En quittant le stade, Asprilla a donné sa version des faits : « Je tends la main au défenseur et Chilavert m’insulte. Il m’a craché dessus, je lui ai répondu et je lui donne un coup au visage. L’arbitre m’expulse et siffle penalty pour nous. Ensuite, Chilavert sort et me frappe au visage ».

Chilavert a quant à lui déclaré : « Asprilla m’a craché dessus et je lui ai dit qu’il n’était personne. Aristizábal a réagi et a voulu m’attaquer, il donnait des coups de pied de partout. L’arbitre s’est trompé, je veux voir la vidéo parce que je ne sais pas pourquoi il m’a expulsé et sifflé penalty. Je ne suis pas un ami d’Asprilla et je ne compte pas l’être. Je suis le meilleur du monde, Asprilla n’existe pas ».

Un narco demande l’autorisation à Asprilla pour tuer Chilavert

Selon les révélations récentes d’Asprilla, cette histoire aurait pu ne pas en finir là. Lors d’une mini-série documentaire sur sa vie intitulée « Faustino, El Grande », diffusée sur la chaîne locale Telepacífico, il a raconté ce qui s’est passé lors des heures qui ont suivi la rencontre à Asunción.

Alors qu’il se trouvait à l’hôtel où l’équipe colombienne séjournait à Asunción, Asprilla a reçu un appel.

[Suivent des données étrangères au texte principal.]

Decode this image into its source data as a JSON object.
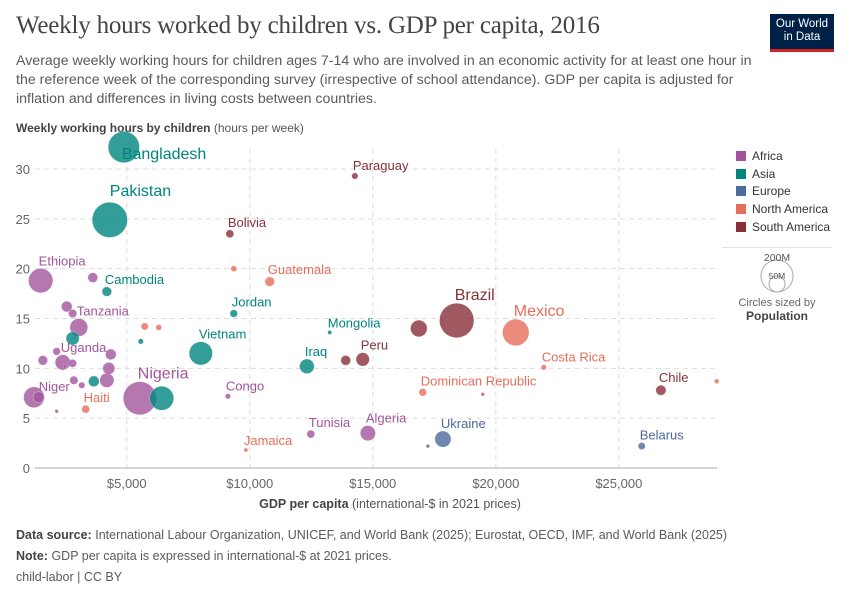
{
  "header": {
    "title": "Weekly hours worked by children vs. GDP per capita, 2016",
    "subtitle": "Average weekly working hours for children ages 7-14 who are involved in an economic activity for at least one hour in the reference week of the corresponding survey (irrespective of school attendance). GDP per capita is adjusted for inflation and differences in living costs between countries.",
    "logo_line1": "Our World",
    "logo_line2": "in Data"
  },
  "footer": {
    "source_label": "Data source:",
    "source_text": "International Labour Organization, UNICEF, and World Bank (2025); Eurostat, OECD, IMF, and World Bank (2025)",
    "note_label": "Note:",
    "note_text": "GDP per capita is expressed in international-$ at 2021 prices.",
    "credit": "child-labor | CC BY"
  },
  "size_legend": {
    "large": "200M",
    "small": "50M",
    "caption": "Circles sized by",
    "variable": "Population"
  },
  "chart_data": {
    "type": "scatter",
    "title": "Weekly hours worked by children vs. GDP per capita, 2016",
    "ylabel_bold": "Weekly working hours by children",
    "ylabel_unit": "(hours per week)",
    "xlabel_bold": "GDP per capita",
    "xlabel_unit": "(international-$ in 2021 prices)",
    "xlim": [
      1270,
      28990
    ],
    "ylim": [
      0,
      30
    ],
    "x_log": false,
    "grid": true,
    "xticks": [
      {
        "v": 5000,
        "label": "$5,000"
      },
      {
        "v": 10000,
        "label": "$10,000"
      },
      {
        "v": 15000,
        "label": "$15,000"
      },
      {
        "v": 20000,
        "label": "$20,000"
      },
      {
        "v": 25000,
        "label": "$25,000"
      }
    ],
    "yticks": [
      {
        "v": 0,
        "label": "0"
      },
      {
        "v": 5,
        "label": "5"
      },
      {
        "v": 10,
        "label": "10"
      },
      {
        "v": 15,
        "label": "15"
      },
      {
        "v": 20,
        "label": "20"
      },
      {
        "v": 25,
        "label": "25"
      },
      {
        "v": 30,
        "label": "30"
      }
    ],
    "legend_position": "right",
    "regions": [
      {
        "name": "Africa",
        "color": "#a2559c"
      },
      {
        "name": "Asia",
        "color": "#00847e"
      },
      {
        "name": "Europe",
        "color": "#4c6a9c"
      },
      {
        "name": "North America",
        "color": "#e56e5a"
      },
      {
        "name": "South America",
        "color": "#883039"
      }
    ],
    "points": [
      {
        "label": "Bangladesh",
        "region": "Asia",
        "x": 4880,
        "y": 32.2,
        "pop": 170
      },
      {
        "label": "Pakistan",
        "region": "Asia",
        "x": 4310,
        "y": 24.9,
        "pop": 215
      },
      {
        "label": "Bolivia",
        "region": "South America",
        "x": 9190,
        "y": 23.5,
        "pop": 11
      },
      {
        "label": "Paraguay",
        "region": "South America",
        "x": 14270,
        "y": 29.3,
        "pop": 7
      },
      {
        "label": "Ethiopia",
        "region": "Africa",
        "x": 1500,
        "y": 18.8,
        "pop": 103
      },
      {
        "label": "Guatemala",
        "region": "North America",
        "x": 10810,
        "y": 18.7,
        "pop": 16
      },
      {
        "label": "",
        "region": "North America",
        "x": 9350,
        "y": 20.0,
        "pop": 6
      },
      {
        "label": "Cambodia",
        "region": "Asia",
        "x": 4190,
        "y": 17.7,
        "pop": 16
      },
      {
        "label": "",
        "region": "Africa",
        "x": 3620,
        "y": 19.1,
        "pop": 17
      },
      {
        "label": "Jordan",
        "region": "Asia",
        "x": 9350,
        "y": 15.5,
        "pop": 10
      },
      {
        "label": "Mongolia",
        "region": "Asia",
        "x": 13250,
        "y": 13.6,
        "pop": 3
      },
      {
        "label": "Tanzania",
        "region": "Africa",
        "x": 3050,
        "y": 14.1,
        "pop": 55
      },
      {
        "label": "",
        "region": "Africa",
        "x": 2560,
        "y": 16.2,
        "pop": 20
      },
      {
        "label": "",
        "region": "Africa",
        "x": 2800,
        "y": 15.5,
        "pop": 12
      },
      {
        "label": "",
        "region": "Asia",
        "x": 2800,
        "y": 13.0,
        "pop": 30
      },
      {
        "label": "",
        "region": "North America",
        "x": 5730,
        "y": 14.2,
        "pop": 9
      },
      {
        "label": "",
        "region": "North America",
        "x": 6300,
        "y": 14.1,
        "pop": 6
      },
      {
        "label": "",
        "region": "Asia",
        "x": 5570,
        "y": 12.7,
        "pop": 5
      },
      {
        "label": "Vietnam",
        "region": "Asia",
        "x": 8010,
        "y": 11.5,
        "pop": 94
      },
      {
        "label": "Iraq",
        "region": "Asia",
        "x": 12320,
        "y": 10.2,
        "pop": 37
      },
      {
        "label": "",
        "region": "South America",
        "x": 13900,
        "y": 10.8,
        "pop": 17
      },
      {
        "label": "Peru",
        "region": "South America",
        "x": 14590,
        "y": 10.9,
        "pop": 31
      },
      {
        "label": "",
        "region": "South America",
        "x": 16870,
        "y": 14.0,
        "pop": 48
      },
      {
        "label": "Brazil",
        "region": "South America",
        "x": 18410,
        "y": 14.8,
        "pop": 206
      },
      {
        "label": "Mexico",
        "region": "North America",
        "x": 20810,
        "y": 13.6,
        "pop": 122
      },
      {
        "label": "Costa Rica",
        "region": "North America",
        "x": 21950,
        "y": 10.1,
        "pop": 5
      },
      {
        "label": "Dominican Republic",
        "region": "North America",
        "x": 17030,
        "y": 7.6,
        "pop": 10
      },
      {
        "label": "",
        "region": "Africa",
        "x": 19470,
        "y": 7.4,
        "pop": 1
      },
      {
        "label": "Chile",
        "region": "South America",
        "x": 26710,
        "y": 7.8,
        "pop": 18
      },
      {
        "label": "",
        "region": "North America",
        "x": 28980,
        "y": 8.7,
        "pop": 4
      },
      {
        "label": "Tunisia",
        "region": "Africa",
        "x": 12480,
        "y": 3.4,
        "pop": 11
      },
      {
        "label": "Algeria",
        "region": "Africa",
        "x": 14800,
        "y": 3.5,
        "pop": 40
      },
      {
        "label": "Ukraine",
        "region": "Europe",
        "x": 17850,
        "y": 2.9,
        "pop": 45
      },
      {
        "label": "",
        "region": "Europe",
        "x": 17240,
        "y": 2.2,
        "pop": 2
      },
      {
        "label": "Belarus",
        "region": "Europe",
        "x": 25930,
        "y": 2.2,
        "pop": 9
      },
      {
        "label": "Jamaica",
        "region": "North America",
        "x": 9840,
        "y": 1.8,
        "pop": 3
      },
      {
        "label": "Congo",
        "region": "Africa",
        "x": 9110,
        "y": 7.2,
        "pop": 5
      },
      {
        "label": "Nigeria",
        "region": "Africa",
        "x": 5530,
        "y": 7.0,
        "pop": 190
      },
      {
        "label": "",
        "region": "Asia",
        "x": 6420,
        "y": 7.0,
        "pop": 100
      },
      {
        "label": "",
        "region": "Africa",
        "x": 1590,
        "y": 10.8,
        "pop": 16
      },
      {
        "label": "",
        "region": "Africa",
        "x": 2150,
        "y": 11.7,
        "pop": 10
      },
      {
        "label": "Uganda",
        "region": "Africa",
        "x": 2400,
        "y": 10.6,
        "pop": 40
      },
      {
        "label": "",
        "region": "Africa",
        "x": 2800,
        "y": 10.5,
        "pop": 11
      },
      {
        "label": "",
        "region": "Africa",
        "x": 2480,
        "y": 10.2,
        "pop": 2
      },
      {
        "label": "",
        "region": "Africa",
        "x": 4350,
        "y": 11.4,
        "pop": 20
      },
      {
        "label": "",
        "region": "Africa",
        "x": 4270,
        "y": 10.0,
        "pop": 25
      },
      {
        "label": "",
        "region": "Africa",
        "x": 4190,
        "y": 8.8,
        "pop": 35
      },
      {
        "label": "",
        "region": "Asia",
        "x": 3660,
        "y": 8.7,
        "pop": 20
      },
      {
        "label": "",
        "region": "Africa",
        "x": 2850,
        "y": 8.8,
        "pop": 12
      },
      {
        "label": "",
        "region": "Africa",
        "x": 3170,
        "y": 8.3,
        "pop": 7
      },
      {
        "label": "",
        "region": "Africa",
        "x": 1230,
        "y": 7.1,
        "pop": 75
      },
      {
        "label": "Niger",
        "region": "Africa",
        "x": 1420,
        "y": 7.1,
        "pop": 21
      },
      {
        "label": "",
        "region": "Africa",
        "x": 2150,
        "y": 5.7,
        "pop": 2
      },
      {
        "label": "Haiti",
        "region": "North America",
        "x": 3330,
        "y": 5.9,
        "pop": 11
      }
    ]
  }
}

Au bout du fil, c’était Julio César Correa Valdés, « Julio Fierro », un trafiquant de drogue colombien bien connu. Le criminel a invité l’attaquant à se rendre à l’hôtel où il se trouvait dans la capitale paraguayenne. Tino s’y est alors rendu, en compagnie d’Aristizábal, l’autre protagoniste de la rixe avec Chilavert.

Toujours d’après les dires de Faustino Asprilla, Fierro se trouvait avec dix autres personnes complètement ivres et des femmes paraguayennes. Le trafiquant a alors « demandé l’autorisation » pour que deux de ses hommes de main qui allaient rester au Paraguay tuent « ce gros Chilavert ».

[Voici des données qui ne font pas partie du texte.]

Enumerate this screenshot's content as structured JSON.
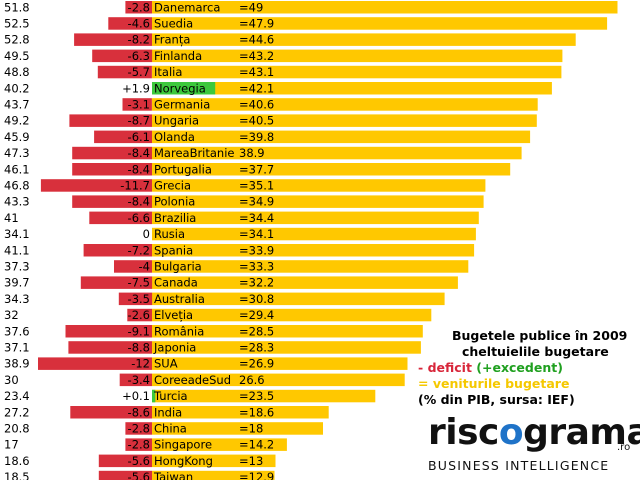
{
  "chart_data": {
    "type": "bar",
    "legend": {
      "title_line1": "Bugetele publice în 2009",
      "title_line2": "cheltuielile bugetare",
      "deficit_prefix": "-",
      "deficit_text": "deficit",
      "excedent_text": "(+excedent)",
      "revenue_prefix": "=",
      "revenue_text": "veniturile bugetare",
      "note": "(% din PIB, sursa: IEF)"
    },
    "series": [
      {
        "name": "cheltuielile bugetare",
        "values": [
          51.8,
          52.5,
          52.8,
          49.5,
          48.8,
          40.2,
          43.7,
          49.2,
          45.9,
          47.3,
          46.1,
          46.8,
          43.3,
          41,
          34.1,
          41.1,
          37.3,
          39.7,
          34.3,
          32,
          37.6,
          37.1,
          38.9,
          30,
          23.4,
          27.2,
          20.8,
          17,
          18.6,
          18.5
        ]
      },
      {
        "name": "deficit",
        "values": [
          -2.8,
          -4.6,
          -8.2,
          -6.3,
          -5.7,
          1.9,
          -3.1,
          -8.7,
          -6.1,
          -8.4,
          -8.4,
          -11.7,
          -8.4,
          -6.6,
          0,
          -7.2,
          -4,
          -7.5,
          -3.5,
          -2.6,
          -9.1,
          -8.8,
          -12,
          -3.4,
          0.1,
          -8.6,
          -2.8,
          -2.8,
          -5.6,
          -5.6
        ]
      },
      {
        "name": "veniturile bugetare",
        "values": [
          49,
          47.9,
          44.6,
          43.2,
          43.1,
          42.1,
          40.6,
          40.5,
          39.8,
          38.9,
          37.7,
          35.1,
          34.9,
          34.4,
          34.1,
          33.9,
          33.3,
          32.2,
          30.8,
          29.4,
          28.5,
          28.3,
          26.9,
          26.6,
          23.5,
          18.6,
          18,
          14.2,
          13,
          12.9
        ]
      }
    ],
    "rows": [
      {
        "country": "Danemarca",
        "spend": "51.8",
        "balance": "-2.8",
        "revenue": "=49",
        "rev": 49,
        "bal": -2.8
      },
      {
        "country": "Suedia",
        "spend": "52.5",
        "balance": "-4.6",
        "revenue": "=47.9",
        "rev": 47.9,
        "bal": -4.6
      },
      {
        "country": "Franța",
        "spend": "52.8",
        "balance": "-8.2",
        "revenue": "=44.6",
        "rev": 44.6,
        "bal": -8.2
      },
      {
        "country": "Finlanda",
        "spend": "49.5",
        "balance": "-6.3",
        "revenue": "=43.2",
        "rev": 43.2,
        "bal": -6.3
      },
      {
        "country": "Italia",
        "spend": "48.8",
        "balance": "-5.7",
        "revenue": "=43.1",
        "rev": 43.1,
        "bal": -5.7
      },
      {
        "country": "Norvegia",
        "spend": "40.2",
        "balance": "+1.9",
        "revenue": "=42.1",
        "rev": 42.1,
        "bal": 1.9
      },
      {
        "country": "Germania",
        "spend": "43.7",
        "balance": "-3.1",
        "revenue": "=40.6",
        "rev": 40.6,
        "bal": -3.1
      },
      {
        "country": "Ungaria",
        "spend": "49.2",
        "balance": "-8.7",
        "revenue": "=40.5",
        "rev": 40.5,
        "bal": -8.7
      },
      {
        "country": "Olanda",
        "spend": "45.9",
        "balance": "-6.1",
        "revenue": "=39.8",
        "rev": 39.8,
        "bal": -6.1
      },
      {
        "country": "MareaBritanie",
        "spend": "47.3",
        "balance": "-8.4",
        "revenue": "38.9",
        "rev": 38.9,
        "bal": -8.4
      },
      {
        "country": "Portugalia",
        "spend": "46.1",
        "balance": "-8.4",
        "revenue": "=37.7",
        "rev": 37.7,
        "bal": -8.4
      },
      {
        "country": "Grecia",
        "spend": "46.8",
        "balance": "-11.7",
        "revenue": "=35.1",
        "rev": 35.1,
        "bal": -11.7
      },
      {
        "country": "Polonia",
        "spend": "43.3",
        "balance": "-8.4",
        "revenue": "=34.9",
        "rev": 34.9,
        "bal": -8.4
      },
      {
        "country": "Brazilia",
        "spend": "41",
        "balance": "-6.6",
        "revenue": "=34.4",
        "rev": 34.4,
        "bal": -6.6
      },
      {
        "country": "Rusia",
        "spend": "34.1",
        "balance": "0",
        "revenue": "=34.1",
        "rev": 34.1,
        "bal": 0
      },
      {
        "country": "Spania",
        "spend": "41.1",
        "balance": "-7.2",
        "revenue": "=33.9",
        "rev": 33.9,
        "bal": -7.2
      },
      {
        "country": "Bulgaria",
        "spend": "37.3",
        "balance": "-4",
        "revenue": "=33.3",
        "rev": 33.3,
        "bal": -4
      },
      {
        "country": "Canada",
        "spend": "39.7",
        "balance": "-7.5",
        "revenue": "=32.2",
        "rev": 32.2,
        "bal": -7.5
      },
      {
        "country": "Australia",
        "spend": "34.3",
        "balance": "-3.5",
        "revenue": "=30.8",
        "rev": 30.8,
        "bal": -3.5
      },
      {
        "country": "Elveția",
        "spend": "32",
        "balance": "-2.6",
        "revenue": "=29.4",
        "rev": 29.4,
        "bal": -2.6
      },
      {
        "country": "România",
        "spend": "37.6",
        "balance": "-9.1",
        "revenue": "=28.5",
        "rev": 28.5,
        "bal": -9.1
      },
      {
        "country": "Japonia",
        "spend": "37.1",
        "balance": "-8.8",
        "revenue": "=28.3",
        "rev": 28.3,
        "bal": -8.8
      },
      {
        "country": "SUA",
        "spend": "38.9",
        "balance": "-12",
        "revenue": "=26.9",
        "rev": 26.9,
        "bal": -12
      },
      {
        "country": "CoreeadeSud",
        "spend": "30",
        "balance": "-3.4",
        "revenue": "26.6",
        "rev": 26.6,
        "bal": -3.4
      },
      {
        "country": "Turcia",
        "spend": "23.4",
        "balance": "+0.1",
        "revenue": "=23.5",
        "rev": 23.5,
        "bal": 0.1
      },
      {
        "country": "India",
        "spend": "27.2",
        "balance": "-8.6",
        "revenue": "=18.6",
        "rev": 18.6,
        "bal": -8.6
      },
      {
        "country": "China",
        "spend": "20.8",
        "balance": "-2.8",
        "revenue": "=18",
        "rev": 18,
        "bal": -2.8
      },
      {
        "country": "Singapore",
        "spend": "17",
        "balance": "-2.8",
        "revenue": "=14.2",
        "rev": 14.2,
        "bal": -2.8
      },
      {
        "country": "HongKong",
        "spend": "18.6",
        "balance": "-5.6",
        "revenue": "=13",
        "rev": 13,
        "bal": -5.6
      },
      {
        "country": "Taiwan",
        "spend": "18.5",
        "balance": "-5.6",
        "revenue": "=12.9",
        "rev": 12.9,
        "bal": -5.6
      }
    ],
    "colors": {
      "revenue": "#ffc800",
      "deficit": "#d8303c",
      "surplus": "#3cc83c"
    }
  },
  "logo": {
    "word_a": "risc",
    "word_o": "o",
    "word_b": "grama",
    "suffix": ".ro",
    "tagline": "BUSINESS INTELLIGENCE"
  }
}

Une demande qu’Asprilla a refusée catégoriquement. « Comment ça ? Vous êtes fou ? Vous voulez mettre fin au football colombien ! Dans le football, ce qui se passe sur le terrain, reste sur le terrain. Chilavert m’a donné un coup et on a fini par se bagarrer, on nous a expulsés et ça se termine là ». Mais les sicarios disaient « non patron, donne-nous l’ordre ». À ce moment-là, les sicarios de Fierro se trouvaient à côté de lui et avaient des armes sur eux.

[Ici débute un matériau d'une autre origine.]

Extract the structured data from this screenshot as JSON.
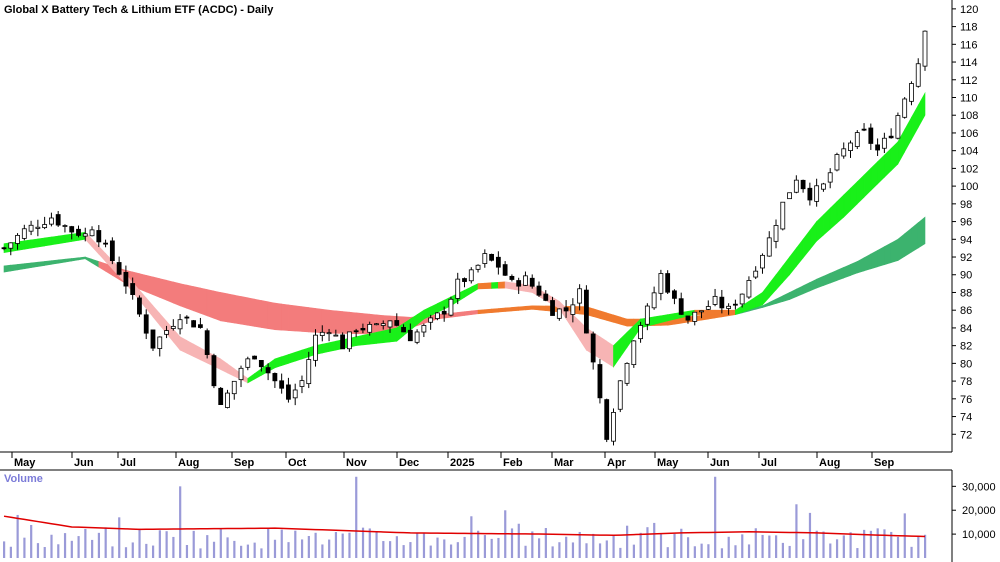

Dans un pays qui avait déjà vécu des histoires terribles entre les narcos et le football, avec notamment l’assassinat d’Andrés Escobar suite à son but contre son camp face aux États-Unis lors de la Coupe du Monde 1994, on comprenait tout de suite qu’il ne s’agissait pas d’un simple bluff.

Julio Fierro avait des liens directs avec Pablo Escobar et le cartel de Medellín, selon les autorités colombiennes. En 2000, il a conclu un accord avec l’Agence antidrogue américaine (DEA), pour avoir la liberté et s’est fait assassiné quelques années plus tard, en 2004, lors de son retour en Colombie, à la suite d’un règlement de compte, probablement par ses anciens partenaires qui craignaient de se faire dénoncer.

Les deux joueurs réconciliés ?

Pour revenir au football, la FIFA a ensuite sanctionné les joueurs. Chilavert a pris quatre matchs de suspension, Aristizábal trois matchs et Asprilla deux matchs et chacun a dû payer une amende d’environ 4 000$. Les performances du Paraguay et de la Colombie ont été moins bonnes lors de la phase retour des éliminatoires, mais les deux équipes ont tout de même gagné leur ticket pour disputer la Coupe du Monde 1998. Les Guaranis ont terminé la campagne en éliminatoires à la deuxième place du classement, avec 29 points, et les Cafeteros juste derrière, à la troisième place, avec 28 points.

En 2017, la Blu Rádio de Bogotá a tenté de promouvoir une réconciliation en direct. La radio a appelé Chilavert et l’a questionné sur cet épisode, qui, selon le gardien, appartient au passé. Mais quand ils lui ont annoncé qu’Asprilla était à l’autre bout du fil, le Paraguayen a préféré raccrocher. « Je ne veux pas en parler. Je pense que c’est une affaire qui est close. Vraiment, je préfère ne pas lui parler, car j’ai vu sur Twitter la façon dont il voulait motiver l’équipe colombienne contre le Paraguay, mais je ne suis pas d’accord avec cela et nous allons entrer dans une discussion très banale. Pourquoi ? On ne joue pas ici », a-t-il justifié.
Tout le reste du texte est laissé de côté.